Some people don't get the connection between funding and free speech. They don't see how the First Amendment to the U.S. Constitution protects a citizen's right to spend money to be heard, whether individually or in association with others.
They seem to think that free speech means costless speech and that it applies only to individuals on street corners or in other public forums, and not to messages delivered –- often at great expense -- through modern media.
Granted, no radio or radio advertising existed when our Founding Fathers drafted and ratified our Constitution and Bill of Rights, nor were there any telephones, television, or internet.
Nevertheless, early Americans most certainly did spend money to make their views known, publishing pamphlets and political tracts and printing broadsides to tack on the walls of taverns and general stores.
The use of modern media to express support or opposition to particular candidates and policies is merely a time-honored extension of this constitutionally-protected practice.
The U.S. Supreme Court affirmed this right two years ago when it declared in Citizens United that corporate funding of independent political broadcasts in candidate elections cannot be limited by law.
Apparently, some legislators and law enforcement officials in our state missed this extensively reported and historic decision.
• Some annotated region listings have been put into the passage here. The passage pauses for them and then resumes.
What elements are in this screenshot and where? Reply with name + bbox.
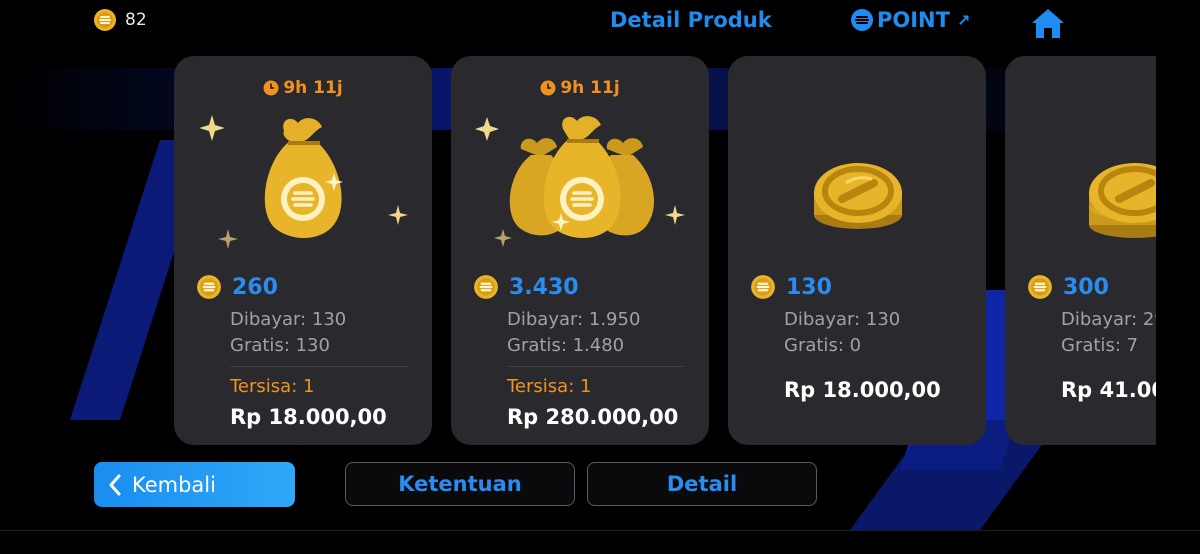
coin-balance: 82 xyxy=(93,8,147,32)
back-button-label: Kembali xyxy=(132,472,216,497)
paid-amount: Dibayar: 130 xyxy=(784,309,901,330)
point-link[interactable]: POINT ↗ xyxy=(850,8,970,32)
free-amount: Gratis: 130 xyxy=(230,335,330,356)
home-icon[interactable] xyxy=(1030,6,1066,40)
price: Rp 18.000,00 xyxy=(230,405,387,429)
remaining-stock: Tersisa: 1 xyxy=(230,376,315,397)
price: Rp 18.000,00 xyxy=(784,378,941,402)
detail-button-label: Detail xyxy=(666,472,738,496)
product-card[interactable]: 300 Dibayar: 29 Gratis: 7 Rp 41.00 xyxy=(1005,56,1156,445)
coin-amount: 300 xyxy=(1027,274,1109,300)
divider xyxy=(0,530,1200,531)
coin-amount: 130 xyxy=(750,274,832,300)
product-card[interactable]: 9h 11j 3.430 Dibayar: 1.950 Gratis: 1.48… xyxy=(451,56,709,445)
product-card[interactable]: 130 Dibayar: 130 Gratis: 0 Rp 18.000,00 xyxy=(728,56,986,445)
paid-amount: Dibayar: 29 xyxy=(1061,309,1156,330)
timer-text: 9h 11j xyxy=(283,78,343,98)
detail-button[interactable]: Detail xyxy=(587,462,817,506)
free-amount: Gratis: 0 xyxy=(784,335,862,356)
coin-amount: 3.430 xyxy=(473,274,579,300)
chevron-left-icon xyxy=(109,474,121,495)
divider xyxy=(230,366,408,367)
timer: 9h 11j xyxy=(174,78,432,98)
coin-stack-icon xyxy=(1089,163,1156,238)
free-amount: Gratis: 7 xyxy=(1061,335,1139,356)
coin-icon xyxy=(94,9,116,31)
external-arrow-icon: ↗ xyxy=(956,10,971,30)
timer: 9h 11j xyxy=(451,78,709,98)
divider xyxy=(507,366,685,367)
paid-amount: Dibayar: 130 xyxy=(230,309,347,330)
free-amount: Gratis: 1.480 xyxy=(507,335,625,356)
coin-amount: 260 xyxy=(196,274,278,300)
triple-coin-bag-icon xyxy=(475,116,685,247)
point-coin-icon xyxy=(851,9,873,31)
price: Rp 280.000,00 xyxy=(507,405,679,429)
page-title: Detail Produk xyxy=(610,8,772,32)
terms-button[interactable]: Ketentuan xyxy=(345,462,575,506)
amount-value: 3.430 xyxy=(509,274,579,300)
amount-value: 260 xyxy=(232,274,278,300)
amount-value: 300 xyxy=(1063,274,1109,300)
terms-button-label: Ketentuan xyxy=(398,472,522,496)
product-card[interactable]: 9h 11j 260 Dibayar: 130 Gratis: 130 Ters… xyxy=(174,56,432,445)
balance-value: 82 xyxy=(125,10,147,30)
product-carousel[interactable]: 9h 11j 260 Dibayar: 130 Gratis: 130 Ters… xyxy=(174,56,1156,446)
coin-icon xyxy=(751,275,775,299)
single-coin-icon xyxy=(814,163,902,229)
amount-value: 130 xyxy=(786,274,832,300)
coin-icon xyxy=(474,275,498,299)
top-bar: 82 Detail Produk POINT ↗ xyxy=(0,0,1200,46)
coin-icon xyxy=(1028,275,1052,299)
paid-amount: Dibayar: 1.950 xyxy=(507,309,641,330)
clock-icon xyxy=(540,80,556,96)
remaining-stock: Tersisa: 1 xyxy=(507,376,592,397)
coin-icon xyxy=(197,275,221,299)
price: Rp 41.00 xyxy=(1061,378,1156,402)
single-coin-bag-icon xyxy=(199,115,408,249)
clock-icon xyxy=(263,80,279,96)
timer-text: 9h 11j xyxy=(560,78,620,98)
back-button[interactable]: Kembali xyxy=(94,462,295,507)
point-label: POINT xyxy=(877,8,950,32)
Having not got the memo, they continue to place arbitrary and capricious limits on the free speech rights of West Virginians.
One political action committee (PAC) is fighting back.
Along with potential donors, an unaffiliated independent expenditure PAC called "Stay the Course West Virginia" has filed suit in U.S. District Court against Secretary of State Natalie Tennant and West Virginia's 55 prosecuting attorneys, claiming that some of the state's election laws and policies violate First Amendment rights.
Which just goes to show that free speech isn't always free. Sometimes you have to pay for it and sometimes you have to fight for it, but it's always worth the struggle.